El ataque a la iglesia remite a la segunda gran cuestión del texto, a saber, ¿qué es para Kierkegaard el cristianismo verdadero? Si los 1800 años de cristiandad han sido una estafa oficializada, ¿qué podría ser el cristianismo, habida cuenta de que su doctrina, su culto y hasta sus mismos textos sagrados han sido el producto tardío de la iglesia oficial? Kierkegaard responderá: “el cristianismo en realidad no ha entrado en el mundo, se quedó en el modelo y a lo sumo en los apóstoles, pero ya estos lo predicaron dando tanta importancia a la difusión que allí comenzó la distorsión” (p. 77). El cristianismo de Kierkegaard no es ni una doctrina, ni una congregación histórica, ni un culto, ni un chorrito de agua bendita. Él es una comunicación de existencia, una realidad puramente espiritual, un asunto de conciencia caracterizado por el dolor, la renuncia y el martirio. Ser cristiano es “ser infeliz” y “sufrir para esta vida” (p. 102), vivir en “un valle de lágrimas” (p. 76), “odiarse a sí mismo y, por lo tanto, a los otros hombres, al padre, a la madre, a su propio hijo, a su esposa” (p. 80). En virtud de esta cruel exigencia, se ha considerado a Kierkegaard como el más inhumano de todos los pensadores y se ha justificado el hecho de que un tal cristianismo nunca haya existido. Esta sería efectivamente la situación si el martirio fuese para Kierkegaard la última posibilidad de la existencia auténtica. Pero no lo es.

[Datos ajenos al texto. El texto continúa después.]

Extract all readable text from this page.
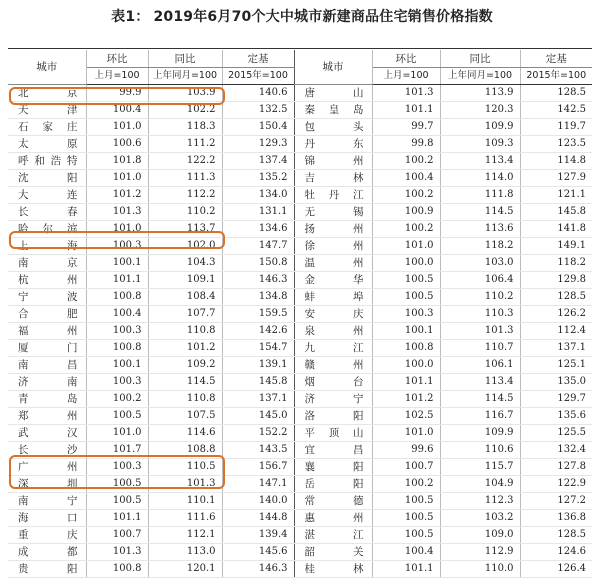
表1： 2019年6月70个大中城市新建商品住宅销售价格指数
城市	环比	同比	定基	城市	环比	同比	定基
	上月=100	上年同月=100	2015年=100		上月=100	上年同月=100	2015年=100
北　京	99.9	103.9	140.6	唐　山	101.3	113.9	128.5
天　津	100.4	102.2	132.5	秦皇岛	101.1	120.3	142.5
石家庄	101.0	118.3	150.4	包　头	99.7	109.9	119.7
太　原	100.6	111.2	129.3	丹　东	99.8	109.3	123.5
呼和浩特	101.8	122.2	137.4	锦　州	100.2	113.4	114.8
沈　阳	101.0	111.3	135.2	吉　林	100.4	114.0	127.9
大　连	101.2	112.2	134.0	牡丹江	100.2	111.8	121.1
长　春	101.3	110.2	131.1	无　锡	100.9	114.5	145.8
哈尔滨	101.0	113.7	134.6	扬　州	100.2	113.6	141.8
上　海	100.3	102.0	147.7	徐　州	101.0	118.2	149.1
南　京	100.1	104.3	150.8	温　州	100.0	103.0	118.2
杭　州	101.1	109.1	146.3	金　华	100.5	106.4	129.8
宁　波	100.8	108.4	134.8	蚌　埠	100.5	110.2	128.5
合　肥	100.4	107.7	159.5	安　庆	100.3	110.3	126.2
福　州	100.3	110.8	142.6	泉　州	100.1	101.3	112.4
厦　门	100.8	101.2	154.7	九　江	100.8	110.7	137.1
南　昌	100.1	109.2	139.1	赣　州	100.0	106.1	125.1
济　南	100.3	114.5	145.8	烟　台	101.1	113.4	135.0
青　岛	100.2	110.8	137.1	济　宁	101.2	114.5	129.7
郑　州	100.5	107.5	145.0	洛　阳	102.5	116.7	135.6
武　汉	101.0	114.6	152.2	平顶山	101.0	109.9	125.5
长　沙	101.7	108.8	143.5	宜　昌	99.6	110.6	132.4
广　州	100.3	110.5	156.7	襄　阳	100.7	115.7	127.8
深　圳	100.5	101.3	147.1	岳　阳	100.2	104.9	122.9
南　宁	100.5	110.1	140.0	常　德	100.5	112.3	127.2
海　口	101.1	111.6	144.8	惠　州	100.5	103.2	136.8
重　庆	100.7	112.1	139.4	湛　江	100.5	109.0	128.5
成　都	101.3	113.0	145.6	韶　关	100.4	112.9	124.6
贵　阳	100.8	120.1	146.3	桂　林	101.1	110.0	126.4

La filosofía kierkegaardiana se mueve en categorías totalmente dialécticas, y para lo dialéctico la última posibilidad es siempre afirmativa. Ciertamente, la manifestación del espíritu exige su absoluta negación, exige esa “reduplicación” (p. 80) que conoce la noche más absoluta y es capaz de permanecer en ella. El ser de lo divino sólo puede existir en la nada de lo humano, pero es precisamente esta “contemporaneidad” (p. 156) con lo absoluto, la insistencia temporal de lo divino, el destino de una negación capaz de recuperar la inmediatez en la segunda vuelta del espíritu.

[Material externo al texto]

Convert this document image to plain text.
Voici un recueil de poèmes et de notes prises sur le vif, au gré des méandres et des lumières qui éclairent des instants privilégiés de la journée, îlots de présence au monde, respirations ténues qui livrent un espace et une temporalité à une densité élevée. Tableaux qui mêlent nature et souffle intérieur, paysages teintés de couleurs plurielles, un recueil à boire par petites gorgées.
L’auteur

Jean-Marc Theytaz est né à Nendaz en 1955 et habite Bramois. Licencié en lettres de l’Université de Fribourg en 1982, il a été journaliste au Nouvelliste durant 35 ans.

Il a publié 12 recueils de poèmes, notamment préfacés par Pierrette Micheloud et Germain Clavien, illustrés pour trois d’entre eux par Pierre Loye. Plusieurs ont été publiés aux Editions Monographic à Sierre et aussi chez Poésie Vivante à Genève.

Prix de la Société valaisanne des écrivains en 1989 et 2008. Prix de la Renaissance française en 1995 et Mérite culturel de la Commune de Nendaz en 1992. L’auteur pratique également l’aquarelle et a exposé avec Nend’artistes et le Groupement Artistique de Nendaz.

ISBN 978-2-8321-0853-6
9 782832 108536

La presente edición ofrece por primera vez al castellano la palabra final de la producción kierkegaardiana. Esta traducción, realizada directamente del original danés, cuenta con la cuidadosa elaboración de un equipo interdisciplinario, que ha privilegiado la literalidad a la elegancia estilística y la claridad al rigor literal. Se ha intentado conservar la extensión, la forma, el ritmo y la puntuación del texto original, sin menoscabo de una ágil y comprensible lectura.